= Eberhard II von der Mark =

Eberhard II von der Mark (1365–1454) (Fr.: Évrard de La Marck) was Lord of Arenberg. He began styling himself Lord of Sedan in 1424.

==Biography==

Eberhard II von der Mark was born in Aremberg in 1365, the son of Eberhard I von der Mark and grandson of Engelbert II, Count of the Mark, ruler of the County of Mark and the Count of Aremberg through marriage to his grandmother, Mechtilde of Arenberg. His mother was Marie de Looz, granddaughter of Jean de Looz. He was married in 1410 to Marie de Braquemont (died 1425), sister of Louis de Braquemont, and daughter of Guillaume Dit Braquet de Braquemont and Marie de Campremy.

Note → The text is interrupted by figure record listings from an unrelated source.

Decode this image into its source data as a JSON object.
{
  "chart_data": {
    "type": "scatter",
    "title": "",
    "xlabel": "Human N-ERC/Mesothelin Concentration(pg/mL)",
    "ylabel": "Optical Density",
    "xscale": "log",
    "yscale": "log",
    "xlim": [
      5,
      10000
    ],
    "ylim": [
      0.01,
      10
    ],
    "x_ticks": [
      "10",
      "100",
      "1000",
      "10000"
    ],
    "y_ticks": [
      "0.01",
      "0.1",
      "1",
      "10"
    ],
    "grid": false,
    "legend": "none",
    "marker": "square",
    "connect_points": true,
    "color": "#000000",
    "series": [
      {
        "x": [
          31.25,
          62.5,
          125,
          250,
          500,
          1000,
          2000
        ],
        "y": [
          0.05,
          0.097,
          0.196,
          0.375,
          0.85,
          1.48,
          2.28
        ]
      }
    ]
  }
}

After purchasing the area around modern Sedan, Ardennes from his brother-in-law Louis de Braquemont, in 1424, he expelled the monks of the Benedictine Abbey of Mouzon and began construction on the Château de Sedan. He began styling himself Lord of Sed.

He died in 1454 and was succeeded by his eldest son Johann von der Marck-Arenberg (1410-1480).

From his second marriage to Agnès Dit de Walcourt de Rochefort, he had a son named Louis (1425-1498). Louis married Nicole d'Aspremont and started the cadet house of House of La Marck-Rochefort who went on to be Lords of Agimont, Neufchâteau and Orchimont, Counts of Rochefort and Montaigu.

His illegitimate son, Godfrey (1410-1465), married Marie de Montjardin and started the cadet house of House of La Marck-Sprimont who were Lords of Sprimont, Amblève, Bomal and Hamal.